F1アストンマーティンのエイドリアン・ニューウェイ代表が中国グランプリ(GP、決勝15日)に姿を見せず〝雲隠れ〟が物議を醸している。

 ニューウェイ代表は開幕戦のオーストラリアGP中の会見で、パートナーであるホンダに対して禁断の批判を行ったり、機密情報を明かしてしまうなどその発言が騒動となった。

 そして迎えた第2戦の中国GP。苦しいチーム状況の中で今後どのように立て直していくか重要な局面だが、姿を現さず会見も別の担当者が出席するなど不在が話題になっていた。

 英メディア「GPファンズ」は「アストンマーティンF1チームは、今週末の中国GPにマシンデザインの第一人者でありチーム代表でもあるニューウェイが欠席する理由を説明した」と報じた。

「このイギリス人エンジニアは、前戦のオーストラリアGPで新チームに合流し、新レギュレーション導入後初のチーム代表記者会見でメディアの前に姿を現し、アストンマーティンとホンダの失敗を容赦なく批判した。ボスが認めた痛烈な事実の中には、ドライバーたちが依然として問題のあるホンダ製パワーユニットからの振動に苦しんでいるという発言もあった。彼はその後、ホンダの苦戦が続いていることについて『無力感』を感じていると記者団に語り、責任は日本のパワーユニット供給会社とシルバーストンのチームの間でたらい回しにされていると述べた」と同メディアはまず経緯を説明する。

 そして「ニューウェイはなぜ中国GPにいないのか?」と指摘。同メディアに対して、アストンマーティンの広報担当者は「マネージングテクニカルパートナー兼チーム代表のエイドリアン・ニューウェイは、レース観戦と(本拠地の英国)シルバーストンにあるAMRTCでの業務を兼務し、チームの技術指導を行う予定だ」と説明した。
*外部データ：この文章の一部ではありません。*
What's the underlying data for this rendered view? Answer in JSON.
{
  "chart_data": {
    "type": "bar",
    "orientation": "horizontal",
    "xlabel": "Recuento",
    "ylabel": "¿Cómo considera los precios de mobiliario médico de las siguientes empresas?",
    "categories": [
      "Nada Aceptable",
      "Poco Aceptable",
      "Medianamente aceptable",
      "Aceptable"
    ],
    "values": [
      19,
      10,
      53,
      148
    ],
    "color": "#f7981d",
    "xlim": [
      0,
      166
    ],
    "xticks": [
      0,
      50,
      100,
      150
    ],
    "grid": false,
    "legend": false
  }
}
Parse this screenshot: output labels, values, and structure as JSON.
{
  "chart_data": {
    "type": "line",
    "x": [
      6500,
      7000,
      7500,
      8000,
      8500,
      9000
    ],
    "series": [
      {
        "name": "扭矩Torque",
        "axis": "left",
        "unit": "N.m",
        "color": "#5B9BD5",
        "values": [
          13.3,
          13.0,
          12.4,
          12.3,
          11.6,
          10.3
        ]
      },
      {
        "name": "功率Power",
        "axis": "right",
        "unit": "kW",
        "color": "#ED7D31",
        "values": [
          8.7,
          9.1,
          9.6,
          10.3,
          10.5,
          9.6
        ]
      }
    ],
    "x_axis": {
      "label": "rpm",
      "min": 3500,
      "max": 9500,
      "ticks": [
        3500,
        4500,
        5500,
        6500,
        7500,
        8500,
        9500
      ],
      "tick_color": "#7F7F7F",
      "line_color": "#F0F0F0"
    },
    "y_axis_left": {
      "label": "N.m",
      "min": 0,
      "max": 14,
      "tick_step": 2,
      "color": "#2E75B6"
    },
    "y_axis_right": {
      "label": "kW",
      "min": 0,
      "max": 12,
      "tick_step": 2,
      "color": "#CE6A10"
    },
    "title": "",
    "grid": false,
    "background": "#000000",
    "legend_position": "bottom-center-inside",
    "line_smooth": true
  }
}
 さらにアストンマーティン側は「エイドリアンは今年、選ばれたレースに出場する予定だが、中国でのレースは彼の計画には含まれていない」と明言。代表職を務めるにもかかわらず、トップが全てのレースの現場で指揮を執るわけではないというのだ。

 アストンマーティンの説明によると、昨年チームを率いたアンディ・コーウェル氏も同様だったというが、チーム存続に関わる難局でレースの現場に不在となることは波紋を呼びそうだ。